Ещё один урок Молчанова был связан с моей диссертацией. Молчанов практически не вмешивался в процесс созревания и написания диссертации. Однако когда дело подошло к защите, и надо было выбирать защитный совет, оппонентов и ведущую организацию, он включился "на полную катушку". Для него это было делом "политическим", т.е. связанным с выживанием института и отдельных его сотрудников в далеко не простом научном мире. Во время моей предзащиты кто-то высказался, что диссертация могла бы претендовать на докторскую (вероятно, в силу того, что в неё были включены несколько отдельных тем, связанных общими идеями). Альберт Макарьевич тут же отреагировал: "Лучше 200% кандидатской диссертации, чем 95% докторской". И предложение было снято. Оно, правда, неявно возникло ещё раз, уже во время самой защиты в Институте Биофизики (кажется, в результате эмоционального выступления Симона Эльевича Шноля), и резко раскололо совет, что чуть не привело к провалу защиты. При всей условности и размытости понятий "кандидатская диссертация" и "докторская диссертация" был преподан наглядный урок того, что эти понятия становятся вполне реальными, когда они затрагивают интересы членов учёного совета, принимающих решение по защите и имеющих степень доктора наук. Молчанов все эти аспекты тонко чувствовал и старался уберечь своих сотрудников от ненужного риска.

Необычная и яркая личность Молчанова привлекала в Пущино и особенно на наши годовые научные конференции много интересных людей. Мы учились, слушая лекции, участвуя в семинарах, выстраивая свои линии дружбы и научного сотрудничества. И в самой этой возможности учёбы посредством общения с сильными и интересными людьми была огромная заслуга Молчанова.

Последняя (на сегодняшний день) моя беседа с Молчановым состоялась в его кабинете перед нашим отъездом в Америку в 1995 году. Кажется, одной из тем было насколько серьёзно я отношусь к возможности длительной работы и жизни в Америке. (К этому моменту я уже 2 года проработал в Корнельском университете).

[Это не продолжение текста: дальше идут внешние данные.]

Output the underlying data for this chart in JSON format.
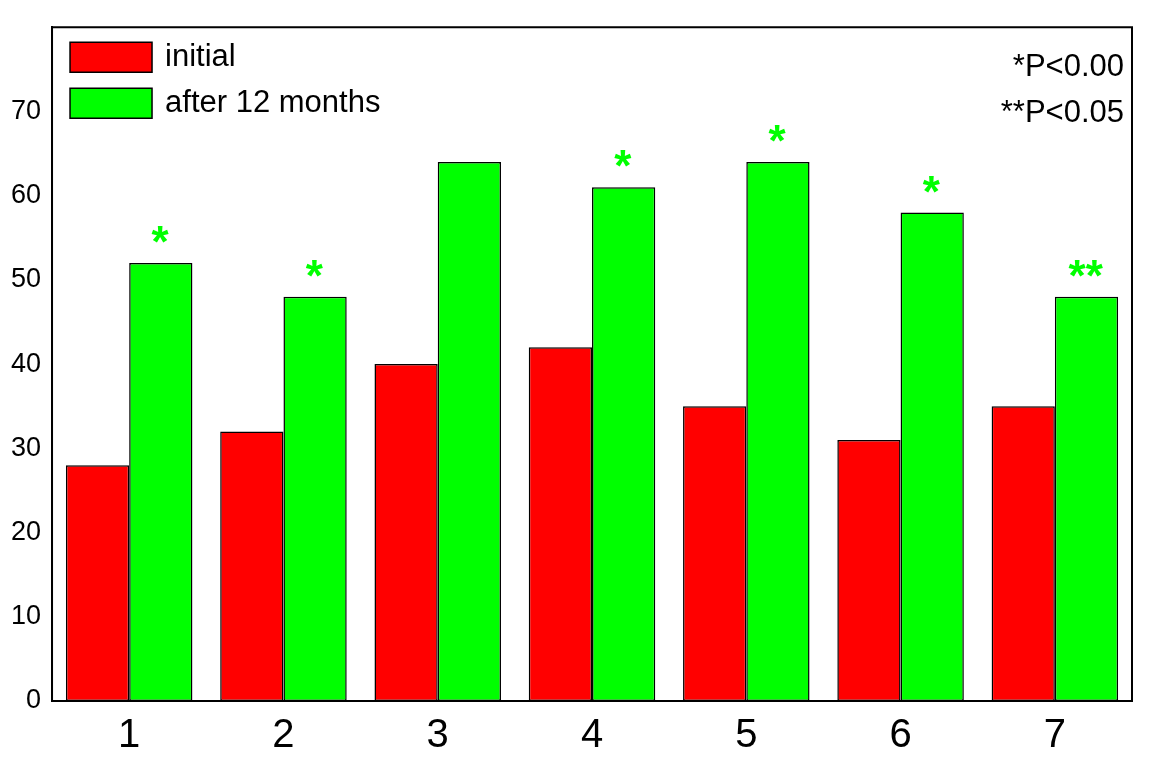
{
  "chart_data": {
    "type": "bar",
    "categories": [
      "1",
      "2",
      "3",
      "4",
      "5",
      "6",
      "7"
    ],
    "series": [
      {
        "name": "initial",
        "color": "#ff0000",
        "values": [
          28,
          32,
          40,
          42,
          35,
          31,
          35
        ]
      },
      {
        "name": "after 12 months",
        "color": "#00ff00",
        "values": [
          52,
          48,
          64,
          61,
          64,
          58,
          48
        ]
      }
    ],
    "ylim": [
      0,
      80
    ],
    "yticks": [
      0,
      10,
      20,
      30,
      40,
      50,
      60,
      70
    ],
    "grid": false,
    "legend": "top left",
    "annotations": [
      {
        "text": "*",
        "x": "1",
        "y": 52
      },
      {
        "text": "*",
        "x": "2",
        "y": 48
      },
      {
        "text": "*",
        "x": "4",
        "y": 61
      },
      {
        "text": "*",
        "x": "5",
        "y": 64
      },
      {
        "text": "*",
        "x": "6",
        "y": 58
      },
      {
        "text": "**",
        "x": "7",
        "y": 48
      },
      "*P<0.00",
      "**P<0.05"
    ]
  }
}
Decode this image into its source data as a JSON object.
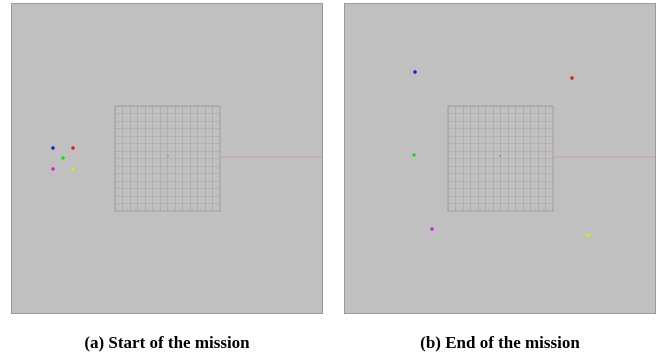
{
  "figure": {
    "panels": [
      {
        "caption": "(a) Start of the mission"
      },
      {
        "caption": "(b) End of the mission"
      }
    ]
  }
}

Мне казалось, что у Молчанова было некоторое ощущение неловкости (которое он, конечно, не показывал), видимо, оттого, что был не в силах повлиять на ход событий и мой отъезд. А ведь я был не первым, кто к этому времени выходил из орбиты института и даже покидал пределы страны. Видимо, ощущения Альберта Макарьевича были сходны с ощущением родителя, который пытается примириться с тем, что его "птенцы" решили покинуть родное гнездо. Конечно, это упрощение. Но, видимо, уже тогда Альберту Макарьевичу было ясно, что какой-то период в жизни института (и в его жизни) заканчивается, что выстроенный им дом (скорее, им задуманный, а выстроенный им совместно с Э.Э.Шнолем и в значительной степени благодаря Эммануила Эльевича ежедневным усилиям, о чём отдельная история) начинает терять "энтузиастов". Тех когда-то молодых людей, которые разделяли его, Молчанова, увлечённость наукой математического моделирования в биологии, даже если они не всегда разделяли его конкретные увлечения.